3. The lesson and implementation of genai agents
Repo: Nodment/ganai_gents
Are you looking for a depth of a productive AI agent technique? This storage offers comprehensive lessons and projects, which include basic to modern concepts, making it the best of the construction of smart, interactive AI system. All projects are created using the Japter Notebook, which helps you to understand how each application works quickly with detailed explanation, code and output.
4. Full Agent AI Engineering Course
Repo: Ed donor/agent
Learn how to code and deploy AI agents in 6 weeks with the Agent AI Engineering Course. Along with code, projects, and lessons, follow the lessons to give you a strong foundation in the agent design and deployment.
5. System indicating and models of AI tools
Repo: X1xhlol/System-Prompts and Models Off-Ai Tolls
Interestingly interesting how many famous AI’s popular tolls do under the hood? It collects repo system indicators, tools and models, such as cursor, diverse, copy agents, and more from applications. Discover real -world agent architecture and quick engineering strategies.
6. AI agents masterclass (with video guides)
Repo: Colem00/AI-AGENTS-MasterClas
This storage is a masterclass series partner on YouTube, which contains all the codes and resources found here. Build and expand the examples of the practical agent when you learn through video tutorials.
7. Drawing AI agents (Curates List)
Repo: E2B-DEV/Amazing AI-AGENTS
This is the final list for everyone interested in independent agents. To accelerate your plans or studies, discover the best AI agent framework, libraries, and a developed collection of research papers. The list is divided into open source and closed source agents.
8. Amazing MCP servers
Repo: Pankpy/awesome-MCP servers
Discover a list of model context Protocol (MCP) servers. This list is divided into categories such as art and culture, browser automation, cloud platform, code implementation, and much more. It is retained by our open source community, which means you will find the latest and famous MCP server.
9. Amazing MCP Client
Repo: Pankpi/awesome-MCP client
We have checked the list of MCP servers. Now, we are checking the list of top MCP clients. These clients may include CLI tools such as Azigar framework, desktop chat boats, VS code extensions, agent code editors, and cloud codes.
10. Awesome LLM apps with agents and rags
Repo: Shobaamabsu/awesome LLM apps
Discover apps that combine modern models such as AI agents, registration, RAG, MCP servers, and openings, Entropic, and Gemini.
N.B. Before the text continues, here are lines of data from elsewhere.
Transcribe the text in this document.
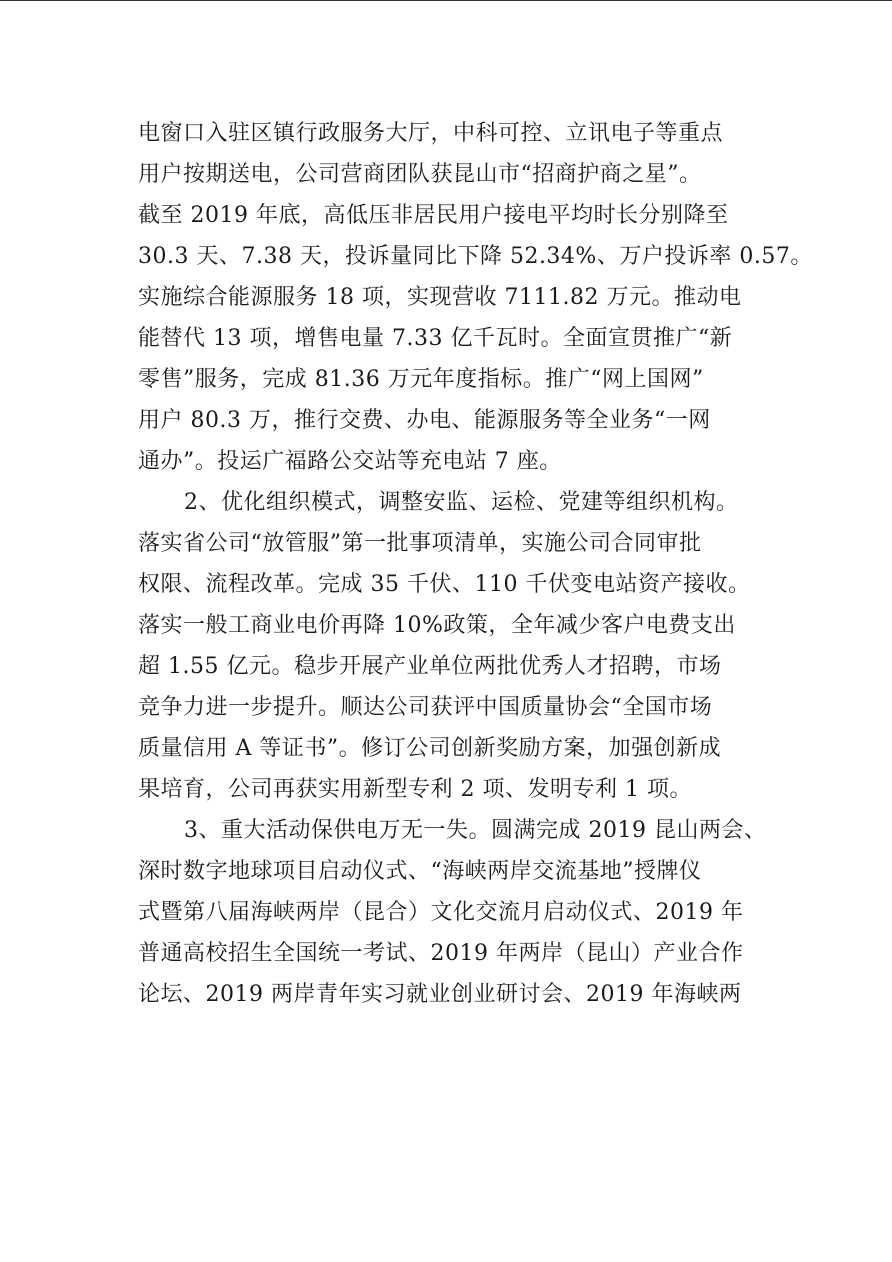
电窗口入驻区镇行政服务大厅，中科可控、立讯电子等重点
用户按期送电，公司营商团队获昆山市“招商护商之星”。
截至 2019 年底，高低压非居民用户接电平均时长分别降至
30.3 天、7.38 天，投诉量同比下降 52.34%、万户投诉率 0.57。
实施综合能源服务 18 项，实现营收 7111.82 万元。推动电
能替代 13 项，增售电量 7.33 亿千瓦时。全面宣贯推广“新
零售”服务，完成 81.36 万元年度指标。推广“网上国网”
用户 80.3 万，推行交费、办电、能源服务等全业务“一网
通办”。投运广福路公交站等充电站 7 座。
2、优化组织模式，调整安监、运检、党建等组织机构。
落实省公司“放管服”第一批事项清单，实施公司合同审批
权限、流程改革。完成 35 千伏、110 千伏变电站资产接收。
落实一般工商业电价再降 10%政策，全年减少客户电费支出
超 1.55 亿元。稳步开展产业单位两批优秀人才招聘，市场
竞争力进一步提升。顺达公司获评中国质量协会“全国市场
质量信用 A 等证书”。修订公司创新奖励方案，加强创新成
果培育，公司再获实用新型专利 2 项、发明专利 1 项。
3、重大活动保供电万无一失。圆满完成 2019 昆山两会、
深时数字地球项目启动仪式、“海峡两岸交流基地”授牌仪
式暨第八届海峡两岸（昆合）文化交流月启动仪式、2019 年
普通高校招生全国统一考试、2019 年两岸（昆山）产业合作
论坛、2019 两岸青年实习就业创业研讨会、2019 年海峡两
After learning the basics, you can get rid of these projects and start building your portfolio.
The final views
There are boundaries of large language models, and we have seen it ourselves. We were passionate about the ability of artificial general intelligence, but we are currently witnessing manipulation in the benchmark to promote our new AI models. So, what is next to AI, and how can we make it better?
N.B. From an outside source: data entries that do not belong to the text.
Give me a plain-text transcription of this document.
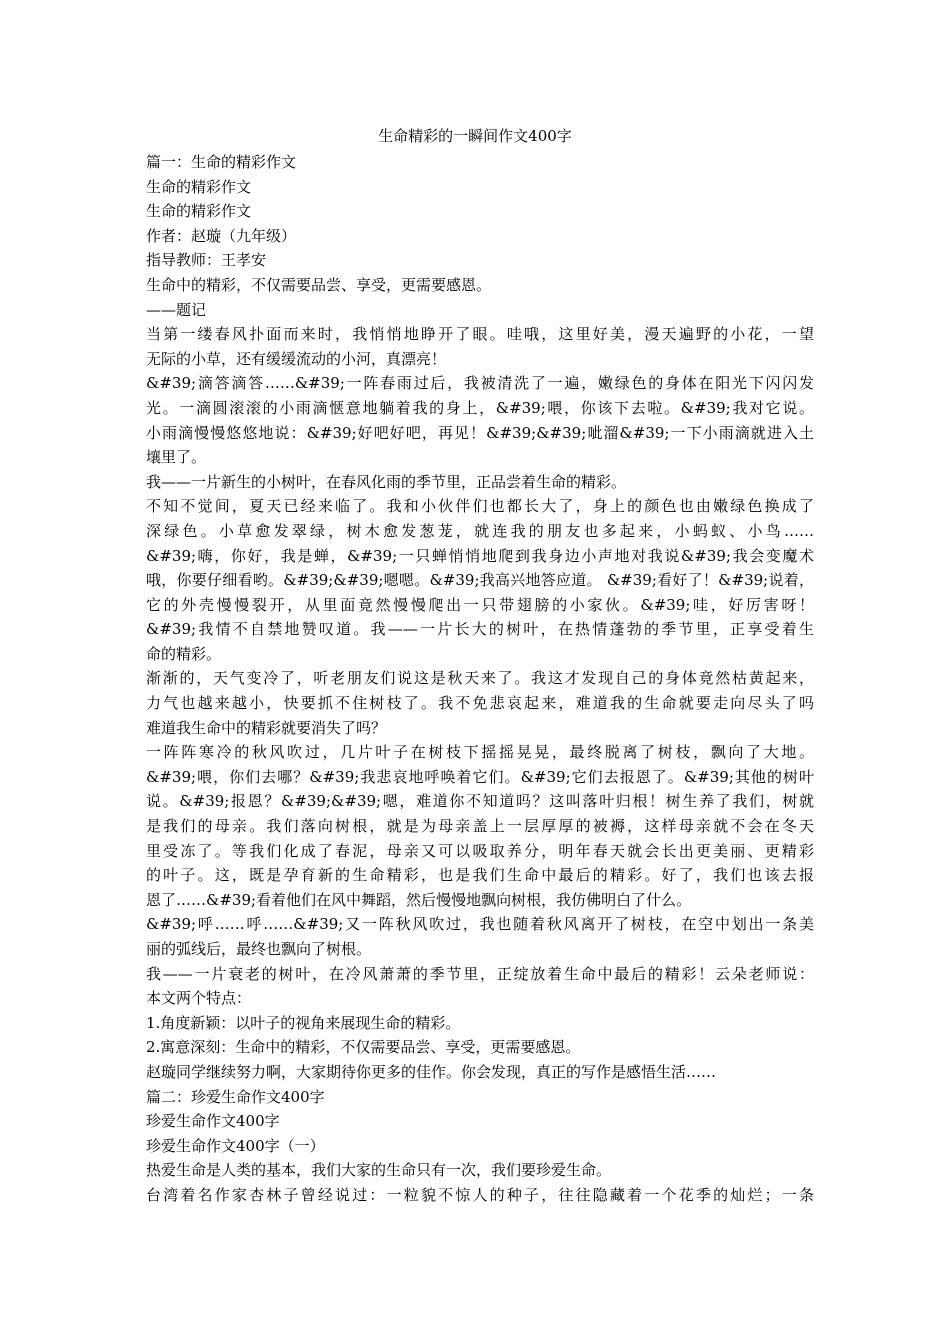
生命精彩的一瞬间作文400字
篇一：生命的精彩作文
生命的精彩作文
生命的精彩作文
作者：赵璇（九年级）
指导教师：王孝安
生命中的精彩，不仅需要品尝、享受，更需要感恩。
——题记
当第一缕春风扑面而来时，我悄悄地睁开了眼。哇哦，这里好美，漫天遍野的小花，一望
无际的小草，还有缓缓流动的小河，真漂亮！
&#39;滴答滴答……&#39;一阵春雨过后，我被清洗了一遍，嫩绿色的身体在阳光下闪闪发
光。一滴圆滚滚的小雨滴惬意地躺着我的身上，&#39;喂，你该下去啦。&#39;我对它说。
小雨滴慢慢悠悠地说：&#39;好吧好吧，再见！&#39;&#39;呲溜&#39;一下小雨滴就进入土
壤里了。
我——一片新生的小树叶，在春风化雨的季节里，正品尝着生命的精彩。
不知不觉间，夏天已经来临了。我和小伙伴们也都长大了，身上的颜色也由嫩绿色换成了
深绿色。小草愈发翠绿，树木愈发葱茏，就连我的朋友也多起来，小蚂蚁、小鸟……
&#39;嗨，你好，我是蝉，&#39;一只蝉悄悄地爬到我身边小声地对我说&#39;我会变魔术
哦，你要仔细看哟。&#39;&#39;嗯嗯。&#39;我高兴地答应道。 &#39;看好了！&#39;说着，
它的外壳慢慢裂开，从里面竟然慢慢爬出一只带翅膀的小家伙。&#39;哇，好厉害呀！
&#39;我情不自禁地赞叹道。我——一片长大的树叶，在热情蓬勃的季节里，正享受着生
命的精彩。
渐渐的，天气变冷了，听老朋友们说这是秋天来了。我这才发现自己的身体竟然枯黄起来，
力气也越来越小，快要抓不住树枝了。我不免悲哀起来，难道我的生命就要走向尽头了吗
难道我生命中的精彩就要消失了吗？
一阵阵寒冷的秋风吹过，几片叶子在树枝下摇摇晃晃，最终脱离了树枝，飘向了大地。
&#39;喂，你们去哪？&#39;我悲哀地呼唤着它们。&#39;它们去报恩了。&#39;其他的树叶
说。&#39;报恩？&#39;&#39;嗯，难道你不知道吗？这叫落叶归根！树生养了我们，树就
是我们的母亲。我们落向树根，就是为母亲盖上一层厚厚的被褥，这样母亲就不会在冬天
里受冻了。等我们化成了春泥，母亲又可以吸取养分，明年春天就会长出更美丽、更精彩
的叶子。这，既是孕育新的生命精彩，也是我们生命中最后的精彩。好了，我们也该去报
恩了……&#39;看着他们在风中舞蹈，然后慢慢地飘向树根，我仿佛明白了什么。
&#39;呼……呼……&#39;又一阵秋风吹过，我也随着秋风离开了树枝，在空中划出一条美
丽的弧线后，最终也飘向了树根。
我——一片衰老的树叶，在冷风萧萧的季节里，正绽放着生命中最后的精彩！云朵老师说：
本文两个特点：
1.角度新颖：以叶子的视角来展现生命的精彩。
2.寓意深刻：生命中的精彩，不仅需要品尝、享受，更需要感恩。
赵璇同学继续努力啊，大家期待你更多的佳作。你会发现，真正的写作是感悟生活……
篇二：珍爱生命作文400字
珍爱生命作文400字
珍爱生命作文400字（一）
热爱生命是人类的基本，我们大家的生命只有一次，我们要珍爱生命。
台湾着名作家杏林子曾经说过：一粒貌不惊人的种子，往往隐藏着一个花季的灿烂；一条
A promising direction includes an agent and MCP server. These agents and MCP server provide Additional additional capabilities to extract more information to LLM and automatically make your workflow.
You can create applications that can find the Internet for stock prices, analyze the market and news, and buy or sell shares in real time. People are doing millions by doing this.
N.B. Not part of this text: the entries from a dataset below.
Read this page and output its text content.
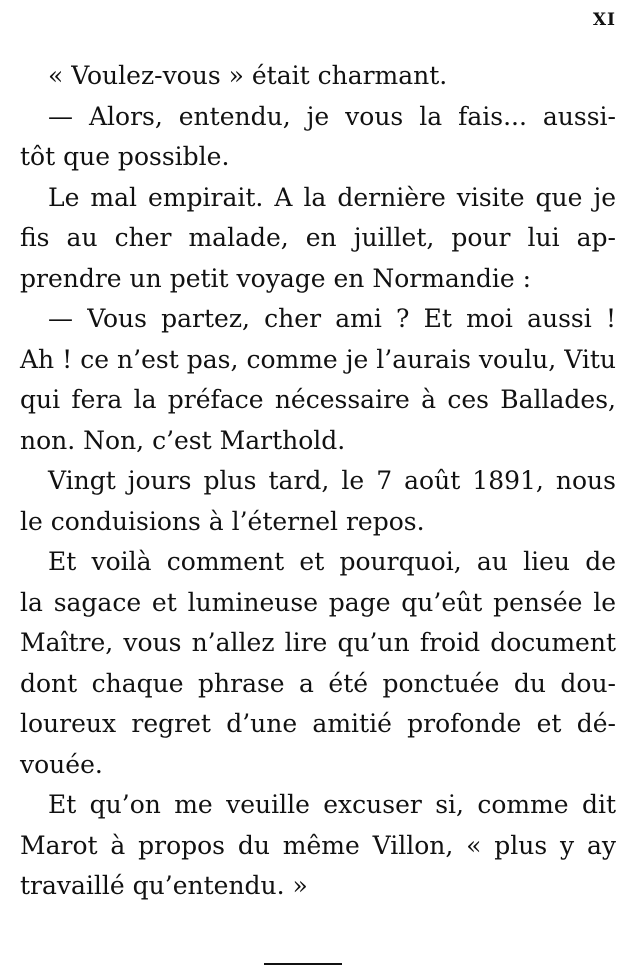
XI
« Voulez-vous » était charmant.
— Alors, entendu, je vous la fais... aussi-
tôt que possible.
Le mal empirait. A la dernière visite que je
fis au cher malade, en juillet, pour lui ap-
prendre un petit voyage en Normandie :
— Vous partez, cher ami ? Et moi aussi !
Ah ! ce n’est pas, comme je l’aurais voulu, Vitu
qui fera la préface nécessaire à ces Ballades,
non. Non, c’est Marthold.
Vingt jours plus tard, le 7 août 1891, nous
le conduisions à l’éternel repos.
Et voilà comment et pourquoi, au lieu de
la sagace et lumineuse page qu’eût pensée le
Maître, vous n’allez lire qu’un froid document
dont chaque phrase a été ponctuée du dou-
loureux regret d’une amitié profonde et dé-
vouée.
Et qu’on me veuille excuser si, comme dit
Marot à propos du même Villon, « plus y ay
travaillé qu’entendu. »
So, what are you waiting for? Learn how to prepare your agent’s request and start using AI properly.
Abid Ali Owan For,,,,,,,,,, for,, for,,,, for,,,, for,,, for,,,, for,,,, for,,,, for,,, for,,, for,,, for,,, for,,,, for,,, for,,, for,,,, for,,, for,,,, for,,, for,,, for,,,, for,,, for,,, for,,,, for,,, for,,,, for,,, for,,,, for,,, for,,,, for,,, for,,,, for,,,, for,,,, for,,,, for,,,, for,,,, for,,,, for,,, for,,, for,,, for,,, for,,,,, for,,,, for,,,, for,,,, for,, for,.@1abidaliawan) A certified data scientist is a professional who loves to create a machine learning model. Currently, he is focusing on creating content and writing technical blogs on machine learning and data science technologies. Abid has a master’s degree in technology management and a bachelor’s degree in telecommunications engineering. Its vision is to create AI products using a graph neural network for students with mental illness.